Fast circular buffer [closed]

Question

Closed. This question is off-topic. It is not currently accepting answers.

Missing Review Context: Code Review requires concrete code from a project, with enough code and / or context for reviewers to understand how that code is used. Pseudocode, stub code, hypothetical code, obfuscated code, and generic best practices are outside the scope of this site.

Closed last year.

Improve this question

I'm working on a modern C++20 solution that does two things:

It accumulates a sliding window of input data points; the sliding window's size is fixed and known beforehand. Data has strict ordering and it should be kept.
Feeds the current sliding window into some C-like interface, which requires contiguous memory. There is a catch - the interface expects a pointer, starting index, and number of items to read.

Known to me options:

Use std::deque for keeping a sliding window, since it allows cheap pushes and pops at the ends. However, it's not contiguous and would require data copy to, let's say, std::vector.
std::vector + std::rotate. Rotate the current vector, overwrite the last element with the current data point, and feed it into the interface. Requires O(N) rotation for each input.
Allocate a memory buffer significantly larger than the window size, like 1024 buffer elements for a sliding window of 5-10 elements. Write inputs to this buffer until you reach the end, copy the current sliding window to the beginning of the buffer, and continue. The same as 2), but performs O(N) copy only when we reach the buffer's end.

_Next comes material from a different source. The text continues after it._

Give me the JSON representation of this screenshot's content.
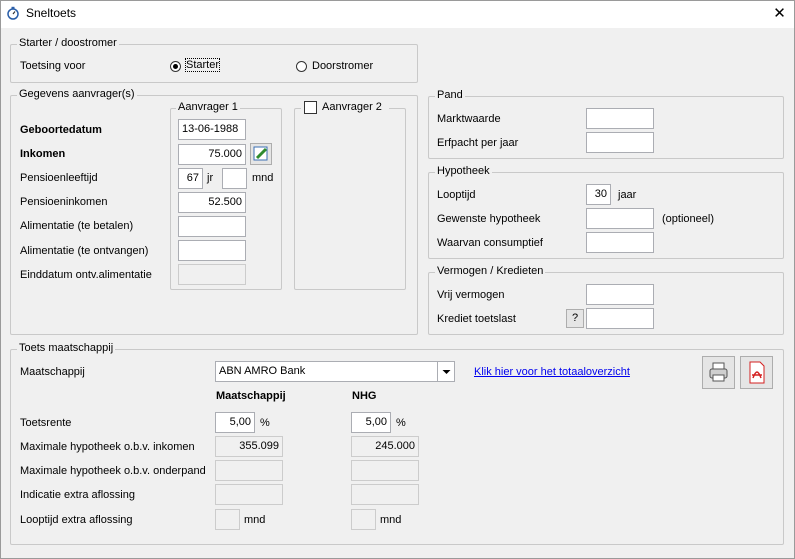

Currently, I stick to the last one, similar to this simplified snippet:

#include <iostream>
#include <vector>

class SlidingWindowBuffer {
public:
    SlidingWindowBuffer(size_t bufferSize, size_t windowSize)
        : buffer(bufferSize), windowSize(windowSize), writeIndex(0) {}

    void addElement(int element) {
        buffer[writeIndex] = element;
        writeIndex = (writeIndex + 1) % buffer.size();

        if (writeIndex == 0) {
            // Perform O(N) copy when we reach the end of the buffer
            for (size_t i = 0; i < windowSize; ++i) {
                buffer[i] = buffer[buffer.size() - windowSize + i];
            }
            writeIndex = windowSize;
        }
    }

    void printBuffer() const {
        for (size_t i = 0; i < buffer.size(); ++i) {
            std::cout << buffer[i] << " ";
        }
        std::cout << std::endl;
    }

private:
    std::vector<int> buffer;
    size_t windowSize;
    size_t writeIndex;
};

int main() {
    size_t bufferSize = 1024;
    size_t windowSize = 10;
    SlidingWindowBuffer swb(bufferSize, windowSize);

    // Example usage
    for (int i = 0; i < 1050; ++i) {
        swb.addElement(i);
    }

    swb.printBuffer();

    return 0;
}

The snippet itself is only for illustration purposes so it could be incorrect for some corner cases, it's not used anywhere.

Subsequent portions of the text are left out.